TeslaCrypt authors release master keys, Ransomware Info Day held 19 May
The fact that the creators of TeslaCrypt released their master key freely is unheard of in the world of ransomware
The authors of the TeslaCrypt ransomware have publicly released the master decryption key that unlocks files encrypted by the malware in efforts to close up shop and go home for good.
Researchers have noticed that the distribution of TeslaCrypt was being phased out in favour of CryptXXX ransomware despite its likely difference. Lawrence Abrams, researcher from ESET, asked for the master decryption key on a TeslaCrypt support site after noticing the gradual decline.
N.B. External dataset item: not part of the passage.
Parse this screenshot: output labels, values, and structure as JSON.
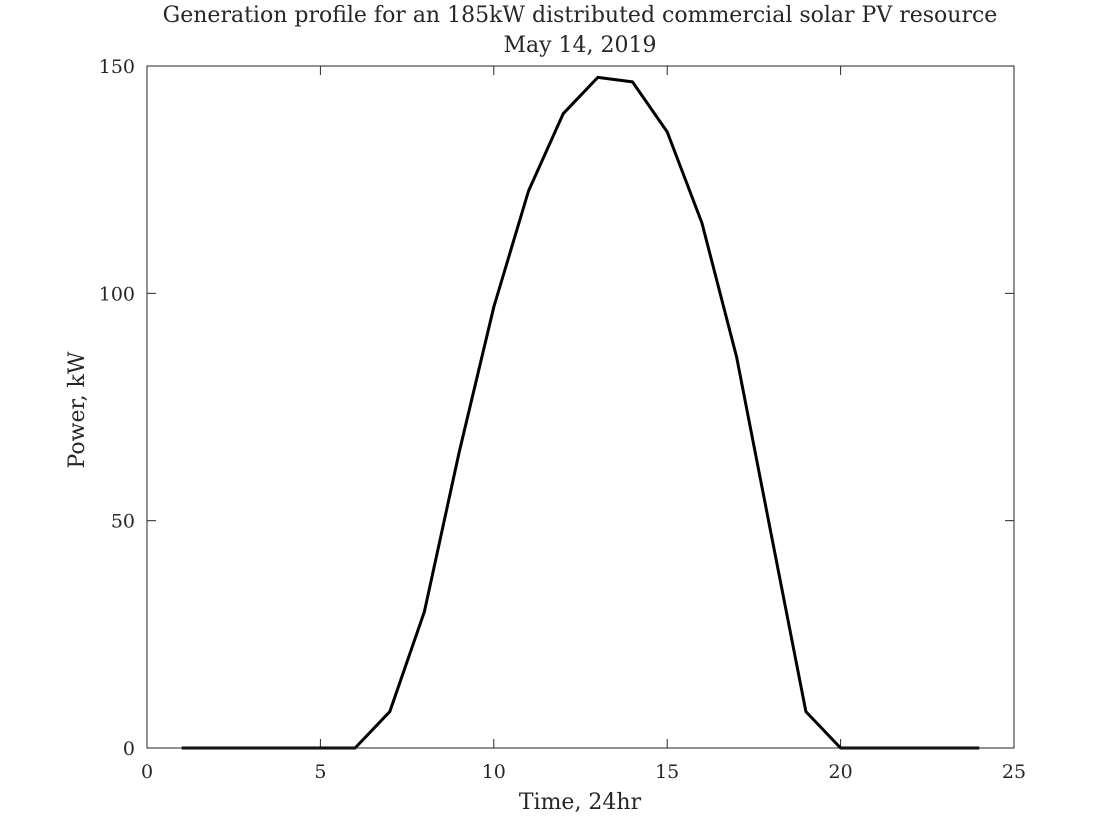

Surprisingly, the cyber-criminals behind TeslaCrypt offered a free master key on the website for all to use, which quickly produced a universal decryption tool with no demands for payment. The decryptor unlocks files encrypted by TeslaCrypt 3.0 and 4.0, including files with .xxx, .ttt, .micro and .mp3 extensions.
“TeslaCrypt showed a great deal of experienced coding and knowledge about cryptography. CryptXXX on the other have had both of their versions decrypted already,” said Abrams when explaining how CryptXXX has been more inferior in comparison to TeslaCrypt.
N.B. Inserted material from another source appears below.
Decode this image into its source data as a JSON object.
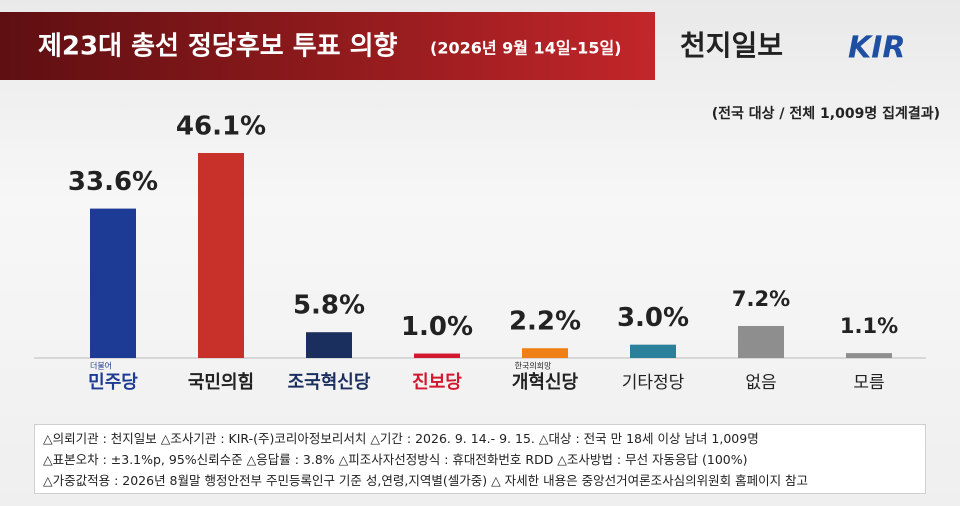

In the past, TeslaCrypt was used in major malvertising attacks against visitors to high profile sites, however as white hats discover vulnerabilities, decryption tools are released from time to time. This has gradually given way to the usage of CryptXXX as the payload of choice for infected computers.
The fact that the creators of TeslaCrypt released their master key freely is unheard of in the world of ransomware as it removes the possibility of receiving any more payments from victims and renders it useless.
“We must stress that ransomware remains one of the most dangerous computer threats at this moment, and prevention is essential to keep users safe. Therefore, they should keep operating systems and software updated, use reliable security solutions with multiple layers of protection, and regularly back up all important and valuable data at an offline location,” We Live Security stated in a blog post.
“We also advise all users to be very careful when clicking on links or files in their email or browsers. This is particularly true when messages are received from unknown sources or otherwise look suspicious.”
According to Microsoft blog, large-scale ransomware incidents are most prevalent in the US, Italy, Canada and the UK.
As part of the ransomware awareness campaigns, Ransomware Info Day was held by the Swiss government and other industry players on 19 May.